L’année 2015 marque le trois centième anniversaire de la mort de Louis XIV, mais aussi du début de la régence de Philippe d’Orléans, période de l’émergence et du développement d’un art nouveau, qui s’épanouira sous le règne personnel de Louis XV : la rocaille. Le regard porté sur cet art est ambigu. Il participe à la fois de l’image de l’« Europe française » du siècle des Lumières et d’une construction intellectuelle et ornementale décriée dès son époque même.

Dans le contexte de cet anniversaire, un colloque international sur les « Acteurs de la rocaille » est organisé les 1er et 2 octobre 2015 à l’INHA. Il permettra de remettre au cœur des études ces « artisans mercenaires & sans principes », cibles en leur temps des critiques de Cochin, Voltaire ou Blondel.

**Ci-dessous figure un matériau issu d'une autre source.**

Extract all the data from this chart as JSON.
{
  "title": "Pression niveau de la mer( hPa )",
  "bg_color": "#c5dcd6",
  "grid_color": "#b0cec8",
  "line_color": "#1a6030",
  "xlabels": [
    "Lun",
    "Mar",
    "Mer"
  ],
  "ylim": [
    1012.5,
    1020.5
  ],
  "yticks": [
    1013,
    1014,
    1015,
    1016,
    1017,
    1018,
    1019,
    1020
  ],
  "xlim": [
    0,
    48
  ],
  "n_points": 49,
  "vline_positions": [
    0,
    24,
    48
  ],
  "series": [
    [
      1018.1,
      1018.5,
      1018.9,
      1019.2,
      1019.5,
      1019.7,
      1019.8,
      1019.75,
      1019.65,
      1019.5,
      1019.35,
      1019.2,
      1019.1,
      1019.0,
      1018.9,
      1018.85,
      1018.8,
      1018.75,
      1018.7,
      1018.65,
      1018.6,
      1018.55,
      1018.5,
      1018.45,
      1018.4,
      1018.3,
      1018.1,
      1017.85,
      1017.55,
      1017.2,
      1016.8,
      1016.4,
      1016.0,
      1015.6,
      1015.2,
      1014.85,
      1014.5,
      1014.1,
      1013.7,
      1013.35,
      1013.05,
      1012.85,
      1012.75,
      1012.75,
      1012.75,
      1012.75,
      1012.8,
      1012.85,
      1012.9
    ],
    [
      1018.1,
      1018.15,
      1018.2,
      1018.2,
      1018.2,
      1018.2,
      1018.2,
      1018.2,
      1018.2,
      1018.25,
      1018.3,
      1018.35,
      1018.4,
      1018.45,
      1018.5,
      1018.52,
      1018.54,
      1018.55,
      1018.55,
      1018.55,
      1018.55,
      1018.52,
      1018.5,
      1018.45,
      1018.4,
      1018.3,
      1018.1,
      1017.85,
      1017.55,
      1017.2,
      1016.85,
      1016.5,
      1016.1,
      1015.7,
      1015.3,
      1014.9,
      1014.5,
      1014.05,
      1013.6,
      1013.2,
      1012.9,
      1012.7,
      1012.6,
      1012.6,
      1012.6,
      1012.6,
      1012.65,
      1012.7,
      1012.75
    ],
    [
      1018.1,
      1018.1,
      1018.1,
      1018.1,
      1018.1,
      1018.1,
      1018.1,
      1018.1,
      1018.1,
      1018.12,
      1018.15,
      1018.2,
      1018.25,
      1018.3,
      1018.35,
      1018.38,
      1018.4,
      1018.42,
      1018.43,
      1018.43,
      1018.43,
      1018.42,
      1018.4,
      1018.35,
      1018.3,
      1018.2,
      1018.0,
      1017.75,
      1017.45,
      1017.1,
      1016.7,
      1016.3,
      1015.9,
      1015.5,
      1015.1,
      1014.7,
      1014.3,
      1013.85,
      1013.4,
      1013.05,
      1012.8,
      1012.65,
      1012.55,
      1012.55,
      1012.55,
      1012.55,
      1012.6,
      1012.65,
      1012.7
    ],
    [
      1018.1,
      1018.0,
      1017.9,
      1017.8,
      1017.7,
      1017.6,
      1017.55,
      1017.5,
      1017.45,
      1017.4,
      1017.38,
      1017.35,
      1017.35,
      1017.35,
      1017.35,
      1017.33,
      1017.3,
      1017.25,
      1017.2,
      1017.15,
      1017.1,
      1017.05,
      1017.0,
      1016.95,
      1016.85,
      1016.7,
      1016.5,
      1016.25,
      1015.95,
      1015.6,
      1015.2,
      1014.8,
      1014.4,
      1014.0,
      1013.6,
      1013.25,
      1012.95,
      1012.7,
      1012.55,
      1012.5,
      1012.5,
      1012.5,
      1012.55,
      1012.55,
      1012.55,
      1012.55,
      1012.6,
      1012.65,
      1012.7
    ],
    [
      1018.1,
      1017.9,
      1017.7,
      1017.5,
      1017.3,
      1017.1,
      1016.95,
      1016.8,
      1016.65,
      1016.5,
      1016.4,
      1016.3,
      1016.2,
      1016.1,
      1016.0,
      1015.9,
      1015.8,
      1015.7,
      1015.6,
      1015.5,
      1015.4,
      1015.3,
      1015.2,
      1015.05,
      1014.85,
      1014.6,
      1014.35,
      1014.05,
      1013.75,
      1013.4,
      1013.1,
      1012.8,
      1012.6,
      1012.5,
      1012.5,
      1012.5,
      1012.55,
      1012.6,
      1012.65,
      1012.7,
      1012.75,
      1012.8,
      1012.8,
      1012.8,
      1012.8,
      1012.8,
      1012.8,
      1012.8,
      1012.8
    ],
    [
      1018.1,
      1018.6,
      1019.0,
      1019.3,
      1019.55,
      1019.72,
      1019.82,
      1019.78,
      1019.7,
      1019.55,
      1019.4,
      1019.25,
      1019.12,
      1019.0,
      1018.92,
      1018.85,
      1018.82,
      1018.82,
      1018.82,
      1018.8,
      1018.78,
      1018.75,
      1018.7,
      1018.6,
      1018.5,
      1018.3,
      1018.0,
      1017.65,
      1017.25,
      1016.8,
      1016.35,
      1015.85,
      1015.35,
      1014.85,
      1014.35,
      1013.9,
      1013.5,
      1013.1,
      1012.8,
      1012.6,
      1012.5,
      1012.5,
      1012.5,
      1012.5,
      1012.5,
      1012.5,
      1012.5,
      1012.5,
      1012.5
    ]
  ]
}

Michaël Decrossas, pensionnaire à l’INHA pour le domaine « Arts décoratifs, design et culture matérielle » et co-organisateur du colloque, nous présente à cette occasion la collection d’estampes d’ornement rocaille de la bibliothèque :

Axes d’étude

Ces deux journées s’articuleront autour de quatre axes :

  • celui des concepteurs, des « inventeurs », qui mirent au point ce nouveau vocabulaire ornemental, avec une spontanéité d’inspiration libérée de toute règle formelle ;
  • celui des commanditaires : le succès phénoménal de la rocaille ne peut, en effet, se comprendre sans une réflexion sur le goût des commanditaires, leurs motivations, notamment dans la recherche d’agrément et d’effets piquants, dans la volonté de se distinguer par des motifs à la mode d’une invention débridée ;
  • celui des fabricants : leur rôle est considérable ; bon nombre d’entre eux, menuisiers, orfèvres, ciseleurs, serruriers, etc. fournissaient leurs propres modèles et les faisaient graver dans des recueils, tentant ainsi d’« anoblir » leur métier.
  • celui des diffuseurs : qui furent-ils ? Les artistes et artisans, eux-mêmes, au gré des chantiers auxquels ils participaient. Mais aussi les marchands, marchands-merciers, les éditeurs et marchands d’estampes.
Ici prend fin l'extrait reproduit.